ロスコ・アレンが復帰、新戦力パク ジェヒョンを迎え、良い練習をしてきたつもりだったが…
新アリーナ発表やチャンピオンシップ進出までのカウントダウンなど、明るい話題は自然と口角が上がる。早くもカニやエビなど甲殻類を用意し、宴の準備をしたい気分だ。川崎ブレイブサンダースが、バイウィーク明けのホームゲームを83-65で快勝した。中地区首位に立つ川崎の光に対し、暗い影を落とすのが8連敗中の新潟アルビレックスBBである。明るい話題でかき消されがちだが、今シーズンは降格制度が復活。下位2チームは入替戦のチャンスを与えられないまま、B2へ蹴落とされる。まだ5勝しか挙げていない新潟が、その最前線にいる。
「細かいことを言えばキリがないが、本当に難しい試合になった。エナジーであったり、チーム全員で自分たちのバスケを遂行するところであったり、良い練習をしてきたつもりだったがうまくできなかった」
コナー・ヘンリーヘッドコーチは、準備してきたこととは違うプレーに声を上げて修正を促し、大きな身振りで選手たちを鼓舞する。
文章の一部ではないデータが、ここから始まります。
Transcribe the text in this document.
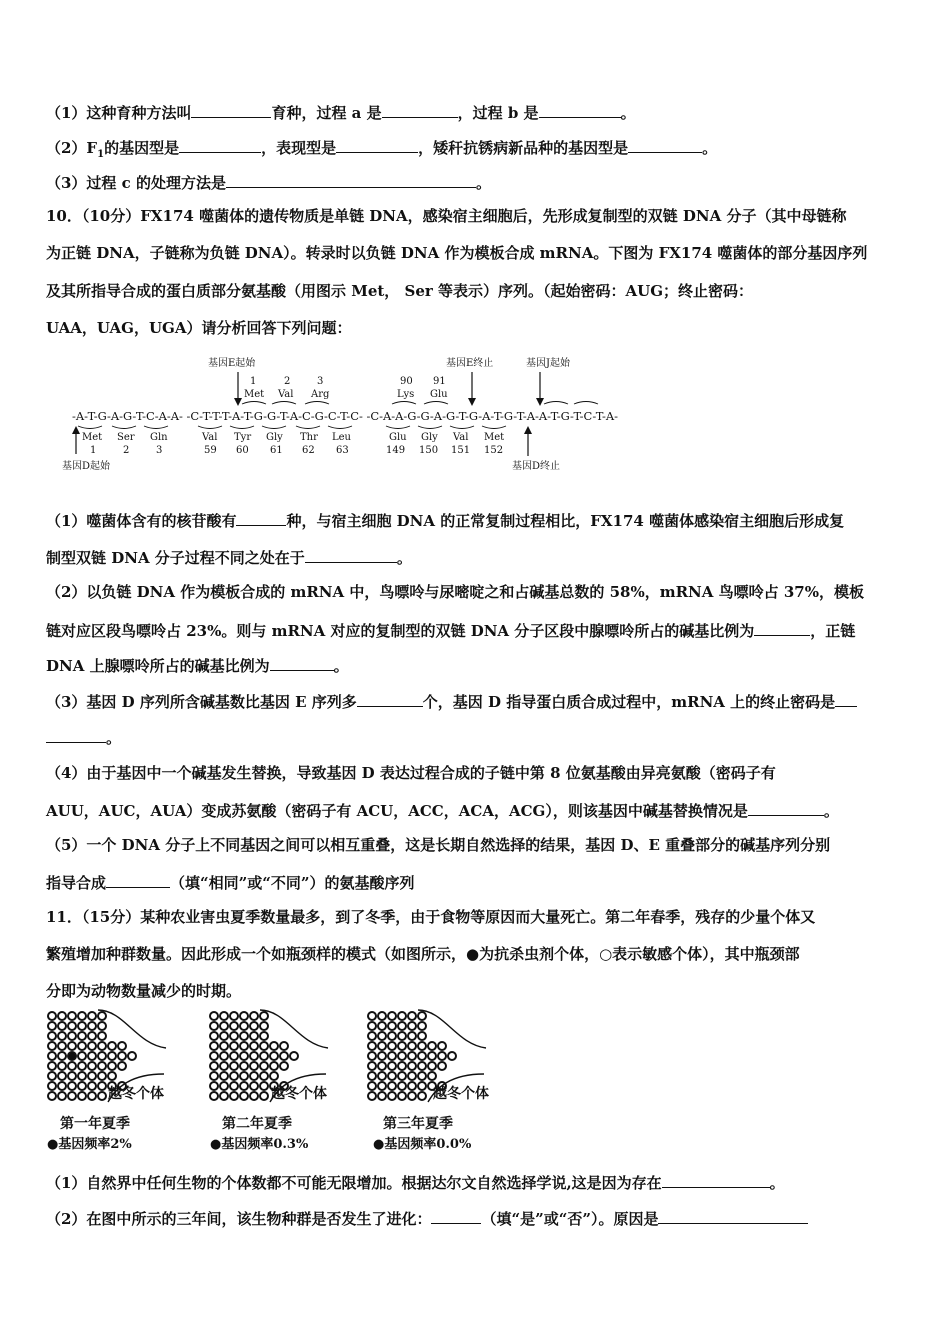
（1）这种育种方法叫	育种，过程 a 是	，过程 b 是	。
$(2)F_1$的基因型是	，表现型是	，矮秆抗锈病新品种的基因型是	。
（3）过程 c 的处理方法是	。
10．（10分）FX174 噬菌体的遗传物质是单链 DNA，感染宿主细胞后，先形成复制型的双链 DNA 分子（其中母链称
为正链 DNA，子链称为负链 DNA）。转录时以负链 DNA 作为模板合成 mRNA。下图为 FX174 噬菌体的部分基因序列
及其所指导合成的蛋白质部分氨基酸（用图示 Met， Ser 等表示）序列。（起始密码：AUG；终止密码：
UAA，UAG，UGA）请分析回答下列问题：
基因E起始	基因E终止	基因J起始
1
Met
2
Val
3
Arg
90
Lys
91
Glu
-A-T-G-A-G-T-C-A-A- -C-T-T-T-A-T-G-G-T-A-C-G-C-T-C- -C-A-A-G-G-A-G-T-G-A-T-G-T-A-A-T-G-T-C-T-A-
Met
1
Ser
2
Gln
3
Val
59
Tyr
60
Gly
61
Thr
62
Leu
63
Glu
149
Gly
150
Val
151
Met
152
基因D起始	基因D终止
（1）噬菌体含有的核苷酸有	种，与宿主细胞 DNA 的正常复制过程相比，FX174 噬菌体感染宿主细胞后形成复
制型双链 DNA 分子过程不同之处在于	。
（2）以负链 DNA 作为模板合成的 mRNA 中，鸟嘌呤与尿嘧啶之和占碱基总数的 58%，mRNA 鸟嘌呤占 37%，模板
链对应区段鸟嘌呤占 23%。则与 mRNA 对应的复制型的双链 DNA 分子区段中腺嘌呤所占的碱基比例为	，正链
DNA 上腺嘌呤所占的碱基比例为	。
（3）基因 D 序列所含碱基数比基因 E 序列多	个，基因 D 指导蛋白质合成过程中，mRNA 上的终止密码是
。
（4）由于基因中一个碱基发生替换，导致基因 D 表达过程合成的子链中第 8 位氨基酸由异亮氨酸（密码子有
AUU，AUC，AUA）变成苏氨酸（密码子有 ACU，ACC，ACA，ACG），则该基因中碱基替换情况是	。
（5）一个 DNA 分子上不同基因之间可以相互重叠，这是长期自然选择的结果，基因 D、E 重叠部分的碱基序列分别
指导合成	（填“相同”或“不同”）的氨基酸序列
11．（15分）某种农业害虫夏季数量最多，到了冬季，由于食物等原因而大量死亡。第二年春季，残存的少量个体又
繁殖增加种群数量。因此形成一个如瓶颈样的模式（如图所示，●为抗杀虫剂个体，○表示敏感个体），其中瓶颈部
分即为动物数量减少的时期。
越冬个体	越冬个体	越冬个体
第一年夏季	第二年夏季	第三年夏季
●基因频率2%	●基因频率0.3%	●基因频率0.0%
（1）自然界中任何生物的个体数都不可能无限增加。根据达尔文自然选择学说,这是因为存在	。
（2）在图中所示的三年间，该生物种群是否发生了进化：	（填“是”或“否”）。原因是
しかし、後半途中からはベンチに座ったまま、静かに戦況を見つめていた。昨年12月16日から新たに指揮を執るヘンリーヘッドコーチにとって、日本代表戦による中断期間は立て直すためにも絶好のチャンスだった。1週目はオフにして心身ともにリセットし、2週目にコンディショニングを上げて身体を目覚めさせる。3週目にはロスコ・アレンがケガから復帰し、韓国のベテランポイントガードであるパク ジェヒョンを新たに加え、自分たちのスタイルを構築するために時間を割いた。「良いチームになるためには、ディフェンスの細かい連携やオフェンスではパスを回してボールをシェアすることなど、選手それぞれが自分の役割をこなすことが必要である」とヘンリーヘッドコーチは準備してきたが、川崎戦ではその成果が見られなかった。
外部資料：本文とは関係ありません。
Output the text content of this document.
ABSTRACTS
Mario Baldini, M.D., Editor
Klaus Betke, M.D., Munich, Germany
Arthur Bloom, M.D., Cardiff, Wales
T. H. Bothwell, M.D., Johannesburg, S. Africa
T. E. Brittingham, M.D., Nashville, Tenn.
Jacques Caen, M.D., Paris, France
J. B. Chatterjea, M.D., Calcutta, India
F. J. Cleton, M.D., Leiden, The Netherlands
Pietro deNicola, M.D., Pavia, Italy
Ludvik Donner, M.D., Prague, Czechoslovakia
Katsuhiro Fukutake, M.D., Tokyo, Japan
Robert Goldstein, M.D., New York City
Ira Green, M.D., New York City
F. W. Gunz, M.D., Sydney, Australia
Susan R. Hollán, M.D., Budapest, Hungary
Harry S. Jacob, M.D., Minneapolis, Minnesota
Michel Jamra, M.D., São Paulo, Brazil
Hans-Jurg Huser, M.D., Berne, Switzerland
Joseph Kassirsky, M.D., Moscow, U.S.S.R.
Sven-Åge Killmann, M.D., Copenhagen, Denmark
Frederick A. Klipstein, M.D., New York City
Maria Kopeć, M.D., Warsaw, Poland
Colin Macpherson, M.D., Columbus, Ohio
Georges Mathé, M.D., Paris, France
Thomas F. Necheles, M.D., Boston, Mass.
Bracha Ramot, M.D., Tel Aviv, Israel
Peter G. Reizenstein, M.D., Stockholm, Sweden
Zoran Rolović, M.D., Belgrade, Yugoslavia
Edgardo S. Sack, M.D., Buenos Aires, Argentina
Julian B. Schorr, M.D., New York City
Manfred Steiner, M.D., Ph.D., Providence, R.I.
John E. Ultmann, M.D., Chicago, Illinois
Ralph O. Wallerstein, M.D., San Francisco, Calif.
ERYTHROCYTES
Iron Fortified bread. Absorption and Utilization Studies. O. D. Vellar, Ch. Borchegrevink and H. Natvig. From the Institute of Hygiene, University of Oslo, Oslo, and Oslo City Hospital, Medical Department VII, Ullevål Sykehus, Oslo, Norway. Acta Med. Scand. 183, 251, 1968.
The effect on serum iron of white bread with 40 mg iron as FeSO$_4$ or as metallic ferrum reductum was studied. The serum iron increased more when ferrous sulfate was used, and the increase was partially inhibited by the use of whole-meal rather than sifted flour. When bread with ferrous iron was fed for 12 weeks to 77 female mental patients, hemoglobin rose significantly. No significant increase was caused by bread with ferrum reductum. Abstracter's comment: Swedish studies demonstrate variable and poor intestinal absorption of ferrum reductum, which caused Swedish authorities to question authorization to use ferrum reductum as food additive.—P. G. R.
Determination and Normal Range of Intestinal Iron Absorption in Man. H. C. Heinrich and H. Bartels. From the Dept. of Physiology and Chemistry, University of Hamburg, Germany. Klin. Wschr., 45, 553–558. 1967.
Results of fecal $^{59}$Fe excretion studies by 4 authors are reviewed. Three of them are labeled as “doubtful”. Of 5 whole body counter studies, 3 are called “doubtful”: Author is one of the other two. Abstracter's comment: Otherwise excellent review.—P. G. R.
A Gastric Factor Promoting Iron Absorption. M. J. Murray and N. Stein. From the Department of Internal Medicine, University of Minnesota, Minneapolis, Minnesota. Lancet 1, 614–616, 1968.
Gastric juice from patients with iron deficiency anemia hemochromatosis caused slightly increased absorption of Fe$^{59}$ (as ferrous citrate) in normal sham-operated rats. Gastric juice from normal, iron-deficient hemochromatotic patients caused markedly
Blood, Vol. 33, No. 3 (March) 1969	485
「スカウティングをして対戦相手に対抗するゲームプランを用意し、試合の中でどれだけ遂行できるかが一番大事になる。映像を見返せば分かってしまうことだが、全員で最後までプレーし続けられなかったところがあった。チームのために一人ひとりがプレーを遂行できておらず、もう一度チームがひとつになって戦っていくところから改善していかなければならない」
経験豊富な盛岡南高校の大先輩の大きな支え
平均年齢26歳、主力は24歳以下の若い選手多い新潟だが、球際の競り合いや勝利への執念はベテラン揃いの川崎が大きく上回っていた。勝てない現状に対し、「何かを変えなきゃいけないと一人ひとりが思っていることは多分あるとは思うんですけど、それが一つの方向に向かっていない。それが、ずっと感じていることです」という澁田怜音も24歳。キャプテンとして、ポイントガードとしてチームをまとめる難しさを痛感するとともに、「コーチが求めていることと選手が体現する、表現するところにちょっとズレができています」という違和感もある。